Simon – Addiction Care is based in Guildford in Surrey and you help people recover from their addictions on a one-to-one basis, can you help people regardless of location, for example by using Skype for sessions?
Peter – I like to meet the person for the initial assessment face to face – body language is so important to reading and understanding the person. There is much more to discover than just the substance the person uses. After the initial meeting I am happy to Skype the client and have several overseas clients at present using Skype.
Simon – What should people do if they want to find out more about how you can help them?
Peter – First take a look at the website which is comprehensive www.addictioncare.co.uk – There are also some videos to look at. Feel free to ring me 24 x 7 and we can arrange to meet.
Simon – Finally, can you give some words of advice for people on the sober journey? What tips would you give to ensure there is no chance of a relapse?

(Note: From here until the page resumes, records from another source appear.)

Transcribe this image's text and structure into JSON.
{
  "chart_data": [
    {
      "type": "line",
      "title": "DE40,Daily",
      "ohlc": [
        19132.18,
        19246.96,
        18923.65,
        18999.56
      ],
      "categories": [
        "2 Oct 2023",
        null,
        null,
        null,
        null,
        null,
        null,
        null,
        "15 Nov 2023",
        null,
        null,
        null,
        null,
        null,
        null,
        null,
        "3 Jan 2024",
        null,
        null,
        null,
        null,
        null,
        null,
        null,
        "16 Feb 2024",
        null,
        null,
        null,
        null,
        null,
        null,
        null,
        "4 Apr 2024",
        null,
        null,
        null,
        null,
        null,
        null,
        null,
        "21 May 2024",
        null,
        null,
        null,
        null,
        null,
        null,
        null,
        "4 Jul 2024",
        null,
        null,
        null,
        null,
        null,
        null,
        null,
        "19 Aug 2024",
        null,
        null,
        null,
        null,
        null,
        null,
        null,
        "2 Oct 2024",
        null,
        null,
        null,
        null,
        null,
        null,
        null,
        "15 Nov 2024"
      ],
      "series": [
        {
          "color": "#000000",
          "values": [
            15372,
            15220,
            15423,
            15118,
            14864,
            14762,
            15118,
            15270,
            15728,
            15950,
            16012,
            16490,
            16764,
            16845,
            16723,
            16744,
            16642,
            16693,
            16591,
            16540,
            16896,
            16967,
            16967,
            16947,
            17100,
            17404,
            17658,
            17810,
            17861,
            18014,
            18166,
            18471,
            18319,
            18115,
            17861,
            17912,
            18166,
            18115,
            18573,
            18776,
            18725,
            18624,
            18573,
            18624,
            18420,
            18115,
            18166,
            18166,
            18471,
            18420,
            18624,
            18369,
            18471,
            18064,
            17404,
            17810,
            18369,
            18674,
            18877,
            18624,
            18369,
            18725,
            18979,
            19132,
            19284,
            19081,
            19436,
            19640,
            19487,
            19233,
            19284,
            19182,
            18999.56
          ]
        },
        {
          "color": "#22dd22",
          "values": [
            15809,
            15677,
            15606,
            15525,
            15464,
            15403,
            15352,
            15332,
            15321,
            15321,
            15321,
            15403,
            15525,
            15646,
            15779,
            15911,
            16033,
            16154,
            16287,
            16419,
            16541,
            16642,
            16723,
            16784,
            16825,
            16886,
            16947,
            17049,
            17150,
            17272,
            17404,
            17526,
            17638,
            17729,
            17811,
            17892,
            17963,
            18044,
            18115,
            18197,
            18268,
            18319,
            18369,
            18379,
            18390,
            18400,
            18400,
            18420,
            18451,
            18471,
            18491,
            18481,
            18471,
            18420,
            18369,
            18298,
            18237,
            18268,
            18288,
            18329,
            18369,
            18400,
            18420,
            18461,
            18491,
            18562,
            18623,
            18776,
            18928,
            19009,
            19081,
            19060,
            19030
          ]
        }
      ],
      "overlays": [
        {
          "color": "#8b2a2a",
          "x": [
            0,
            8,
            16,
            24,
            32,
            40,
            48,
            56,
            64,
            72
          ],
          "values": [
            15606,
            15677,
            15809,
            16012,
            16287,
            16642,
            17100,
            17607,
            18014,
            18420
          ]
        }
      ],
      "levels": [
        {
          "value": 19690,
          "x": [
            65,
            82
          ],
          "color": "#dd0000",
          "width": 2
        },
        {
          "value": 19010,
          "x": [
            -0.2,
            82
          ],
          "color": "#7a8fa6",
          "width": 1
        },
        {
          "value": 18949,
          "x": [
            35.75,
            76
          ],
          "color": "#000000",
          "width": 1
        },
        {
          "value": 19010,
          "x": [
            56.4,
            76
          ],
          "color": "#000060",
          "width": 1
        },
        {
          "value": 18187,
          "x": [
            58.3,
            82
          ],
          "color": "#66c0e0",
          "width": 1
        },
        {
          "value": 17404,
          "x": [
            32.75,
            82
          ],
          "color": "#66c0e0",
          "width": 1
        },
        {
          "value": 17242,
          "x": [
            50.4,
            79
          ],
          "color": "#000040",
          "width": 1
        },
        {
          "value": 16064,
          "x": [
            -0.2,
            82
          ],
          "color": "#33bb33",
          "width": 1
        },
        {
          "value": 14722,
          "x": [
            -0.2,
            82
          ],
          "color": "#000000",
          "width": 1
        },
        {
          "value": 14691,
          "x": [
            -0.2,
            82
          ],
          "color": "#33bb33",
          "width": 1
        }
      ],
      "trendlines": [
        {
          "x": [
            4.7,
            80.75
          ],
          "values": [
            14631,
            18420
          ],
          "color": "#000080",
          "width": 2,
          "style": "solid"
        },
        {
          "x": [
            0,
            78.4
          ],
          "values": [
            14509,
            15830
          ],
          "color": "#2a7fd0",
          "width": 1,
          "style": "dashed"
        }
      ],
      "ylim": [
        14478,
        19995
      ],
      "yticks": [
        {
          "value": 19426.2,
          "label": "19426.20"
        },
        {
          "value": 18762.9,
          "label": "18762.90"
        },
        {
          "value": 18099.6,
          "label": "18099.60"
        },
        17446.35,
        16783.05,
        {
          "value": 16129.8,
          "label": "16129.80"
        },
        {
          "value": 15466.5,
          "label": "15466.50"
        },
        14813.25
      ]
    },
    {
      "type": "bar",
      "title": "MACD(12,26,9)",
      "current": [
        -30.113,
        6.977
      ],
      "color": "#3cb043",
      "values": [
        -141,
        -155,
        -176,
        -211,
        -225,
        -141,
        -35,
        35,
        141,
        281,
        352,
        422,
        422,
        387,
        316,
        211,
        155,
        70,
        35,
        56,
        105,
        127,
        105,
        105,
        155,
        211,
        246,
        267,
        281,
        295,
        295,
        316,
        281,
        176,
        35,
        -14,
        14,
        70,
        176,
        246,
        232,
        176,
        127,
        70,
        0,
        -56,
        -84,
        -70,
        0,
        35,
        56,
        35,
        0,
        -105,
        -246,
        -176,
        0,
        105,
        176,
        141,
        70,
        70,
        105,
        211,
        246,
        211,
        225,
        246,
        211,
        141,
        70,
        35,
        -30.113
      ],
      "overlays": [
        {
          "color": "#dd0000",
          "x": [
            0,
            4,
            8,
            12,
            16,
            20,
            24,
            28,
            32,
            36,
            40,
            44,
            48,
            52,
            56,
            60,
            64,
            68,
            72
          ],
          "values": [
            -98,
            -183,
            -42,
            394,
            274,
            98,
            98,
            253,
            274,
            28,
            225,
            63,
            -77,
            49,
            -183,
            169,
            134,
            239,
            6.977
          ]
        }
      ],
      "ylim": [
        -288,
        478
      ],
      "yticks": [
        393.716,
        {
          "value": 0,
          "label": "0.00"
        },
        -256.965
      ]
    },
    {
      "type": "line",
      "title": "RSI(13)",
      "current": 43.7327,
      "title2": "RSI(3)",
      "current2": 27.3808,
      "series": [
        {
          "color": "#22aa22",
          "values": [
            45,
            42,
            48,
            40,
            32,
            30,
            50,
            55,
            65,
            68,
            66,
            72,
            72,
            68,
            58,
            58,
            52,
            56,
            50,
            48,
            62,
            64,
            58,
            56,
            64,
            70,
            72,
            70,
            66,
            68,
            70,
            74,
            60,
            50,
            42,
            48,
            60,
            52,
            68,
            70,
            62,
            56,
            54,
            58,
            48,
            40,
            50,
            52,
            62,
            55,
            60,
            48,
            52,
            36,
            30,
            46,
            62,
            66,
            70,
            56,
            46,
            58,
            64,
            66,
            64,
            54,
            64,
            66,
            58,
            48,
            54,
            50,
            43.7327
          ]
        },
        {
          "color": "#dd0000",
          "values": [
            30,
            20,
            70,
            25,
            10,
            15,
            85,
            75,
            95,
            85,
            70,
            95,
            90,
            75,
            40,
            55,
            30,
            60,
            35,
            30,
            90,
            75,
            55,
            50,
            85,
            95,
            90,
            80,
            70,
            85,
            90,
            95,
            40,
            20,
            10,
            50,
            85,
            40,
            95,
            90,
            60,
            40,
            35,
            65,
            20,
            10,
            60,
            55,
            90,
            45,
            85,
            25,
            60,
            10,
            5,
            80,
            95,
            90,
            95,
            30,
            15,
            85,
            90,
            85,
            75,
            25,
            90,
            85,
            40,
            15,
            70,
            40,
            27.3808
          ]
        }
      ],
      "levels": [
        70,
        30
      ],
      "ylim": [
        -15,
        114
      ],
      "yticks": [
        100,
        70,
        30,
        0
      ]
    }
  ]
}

Peter – Be realistic. People do relapse. It can happened and we don’t know why. If you relapse then start again immediately. Try to avoid old habits – there is no need to hang around in pubs and drink cola when your friends are drinking alcohol. Reattach to social events and sports. Spend time with family and friends. Within the addiction we lose all connection with “normal” things – recovery is about re-attaching to them. Above all remember why you have chosen to stay sober – keep reinforcing those reasons that made you stop. Remember “No matter how bad you feel – drinking will only make things worse”
Thank you to Peter for taking the time to share his thoughts and insight with the Be Sober community.